Despite the poor quality of the assets and overall roughness; Blade Runner is dripping with the same panache that the movie had. The look of the environment is spot on with the designs of Ron Cobb and Syd Mead – the visual futurists who realized the look of Los Angeles 2019.
There are several shots and areas that are lifted straight from the movie and players can immerse themselves in the ambiance that is enhanced by the music and sound. Vangelis may not have done the music for the Blade Runner video game, but you’d think he did.
The smooth synth and jazzy tones that are so closely associated with the film is uncannily close. The music doesn’t just imitate Vangelis, but feels like a second volume that further expands the soundscape of the world of Blade Runner. This is the kind of game to leave on and let it run in the background while you enjoy a whiskey while it is raining.
Blade Runner: Enhanced Edition may not be the best way to experience this classic adventure game, but anyone who is willing to endure these shortcomings will see why it earned a second life. There are not many free-form point-and-click adventure games; nonetheless something as fully realized as Blade Runner which manages to be very replayable due to multiple endings.
By the time most interested parties read this Blade Runner: Enhanced Edition review, Nightdive Studios released the first update to address the questionable state of this version. Patch notes list many bug fixes and address the issues with the KIA menu system, and there’s more updates and fixes planned for later.
Many of these updates will rectify the various technical issues that negatively affect the experience. Some of the adjustments are obvious, like turning off the border graphics and the option to change McCoy’s personality mid-game, but other features like direct control options or a digital manual are not accounted for.

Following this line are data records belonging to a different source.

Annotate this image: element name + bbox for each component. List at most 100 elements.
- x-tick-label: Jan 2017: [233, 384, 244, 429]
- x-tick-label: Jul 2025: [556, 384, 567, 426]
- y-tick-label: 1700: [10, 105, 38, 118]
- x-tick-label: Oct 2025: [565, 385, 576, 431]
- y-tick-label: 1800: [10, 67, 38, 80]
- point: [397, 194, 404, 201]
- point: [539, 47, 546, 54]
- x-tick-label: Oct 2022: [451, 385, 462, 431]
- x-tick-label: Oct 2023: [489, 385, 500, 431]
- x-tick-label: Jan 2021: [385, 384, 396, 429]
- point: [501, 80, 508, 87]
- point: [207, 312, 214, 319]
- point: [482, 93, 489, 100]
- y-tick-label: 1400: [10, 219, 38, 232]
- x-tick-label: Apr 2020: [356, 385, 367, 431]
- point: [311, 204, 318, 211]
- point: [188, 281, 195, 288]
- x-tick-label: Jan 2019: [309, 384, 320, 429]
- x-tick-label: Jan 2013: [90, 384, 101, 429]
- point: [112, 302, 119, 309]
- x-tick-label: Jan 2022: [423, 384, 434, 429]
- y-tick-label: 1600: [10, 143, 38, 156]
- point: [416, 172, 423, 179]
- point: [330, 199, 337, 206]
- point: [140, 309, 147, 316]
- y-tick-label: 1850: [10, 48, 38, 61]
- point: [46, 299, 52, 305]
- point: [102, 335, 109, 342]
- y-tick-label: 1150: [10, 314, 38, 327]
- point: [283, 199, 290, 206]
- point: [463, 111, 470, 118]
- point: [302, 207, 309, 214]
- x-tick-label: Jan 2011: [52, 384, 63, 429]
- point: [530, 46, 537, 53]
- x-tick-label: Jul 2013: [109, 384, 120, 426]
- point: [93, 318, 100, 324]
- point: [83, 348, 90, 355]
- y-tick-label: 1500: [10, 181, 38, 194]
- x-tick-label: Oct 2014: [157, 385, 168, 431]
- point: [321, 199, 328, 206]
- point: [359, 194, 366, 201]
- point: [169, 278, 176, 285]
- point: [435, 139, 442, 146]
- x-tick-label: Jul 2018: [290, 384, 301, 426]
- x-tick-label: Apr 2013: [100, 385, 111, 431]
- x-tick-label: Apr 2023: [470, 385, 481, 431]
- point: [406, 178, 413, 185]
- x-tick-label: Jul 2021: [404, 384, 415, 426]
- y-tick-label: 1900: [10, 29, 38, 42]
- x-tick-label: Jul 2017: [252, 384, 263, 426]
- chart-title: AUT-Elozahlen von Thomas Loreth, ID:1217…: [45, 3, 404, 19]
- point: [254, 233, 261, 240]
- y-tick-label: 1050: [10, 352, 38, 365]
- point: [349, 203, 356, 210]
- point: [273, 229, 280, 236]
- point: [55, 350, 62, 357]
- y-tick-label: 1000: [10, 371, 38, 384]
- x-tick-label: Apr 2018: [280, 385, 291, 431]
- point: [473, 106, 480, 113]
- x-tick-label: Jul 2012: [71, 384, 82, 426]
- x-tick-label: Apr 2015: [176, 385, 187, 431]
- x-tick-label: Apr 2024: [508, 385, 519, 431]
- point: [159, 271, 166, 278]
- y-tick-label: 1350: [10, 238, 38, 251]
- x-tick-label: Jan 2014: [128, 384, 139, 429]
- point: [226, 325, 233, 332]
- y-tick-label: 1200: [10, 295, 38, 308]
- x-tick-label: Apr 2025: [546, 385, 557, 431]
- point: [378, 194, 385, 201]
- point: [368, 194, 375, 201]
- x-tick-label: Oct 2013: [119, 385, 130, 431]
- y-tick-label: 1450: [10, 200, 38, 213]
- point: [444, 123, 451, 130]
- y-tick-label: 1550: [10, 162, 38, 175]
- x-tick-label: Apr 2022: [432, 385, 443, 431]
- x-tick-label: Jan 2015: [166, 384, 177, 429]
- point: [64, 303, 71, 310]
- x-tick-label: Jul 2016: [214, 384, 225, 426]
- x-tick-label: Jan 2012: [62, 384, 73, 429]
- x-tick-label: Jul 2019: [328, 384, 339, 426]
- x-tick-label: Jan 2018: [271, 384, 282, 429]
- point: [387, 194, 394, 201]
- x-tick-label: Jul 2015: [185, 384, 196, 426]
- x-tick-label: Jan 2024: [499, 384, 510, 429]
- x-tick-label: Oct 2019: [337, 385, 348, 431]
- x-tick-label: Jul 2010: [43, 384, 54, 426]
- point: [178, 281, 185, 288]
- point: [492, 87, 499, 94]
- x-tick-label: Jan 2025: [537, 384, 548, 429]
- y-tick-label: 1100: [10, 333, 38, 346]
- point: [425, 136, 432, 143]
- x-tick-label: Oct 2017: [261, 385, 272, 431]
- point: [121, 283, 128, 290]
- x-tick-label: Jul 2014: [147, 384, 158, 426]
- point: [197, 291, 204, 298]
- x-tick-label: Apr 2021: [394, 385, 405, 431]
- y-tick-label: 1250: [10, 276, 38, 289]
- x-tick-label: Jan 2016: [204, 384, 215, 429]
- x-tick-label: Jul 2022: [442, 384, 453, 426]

Some features like improved legibility and pathfinding are coming, but these are all technical shortcomings that should have been addressed before released. Despite all these flaws, Blade Runner: Enhanced Edition is still worth playing and with Nightdive promising to continue support the game with updates, this version could live up to being the “enhanced” edition.
Blade Runner: Enhanced Edition was reviewed on Xbox Series S using a copy provided by Nightdive Studios. You can find additional information about Niche Gamer’s review/ethics policy here. Blade Runner: Enhanced Edition is now available for Windows PC (via Steam), PlayStation 4, Nintendo Switch and Xbox One.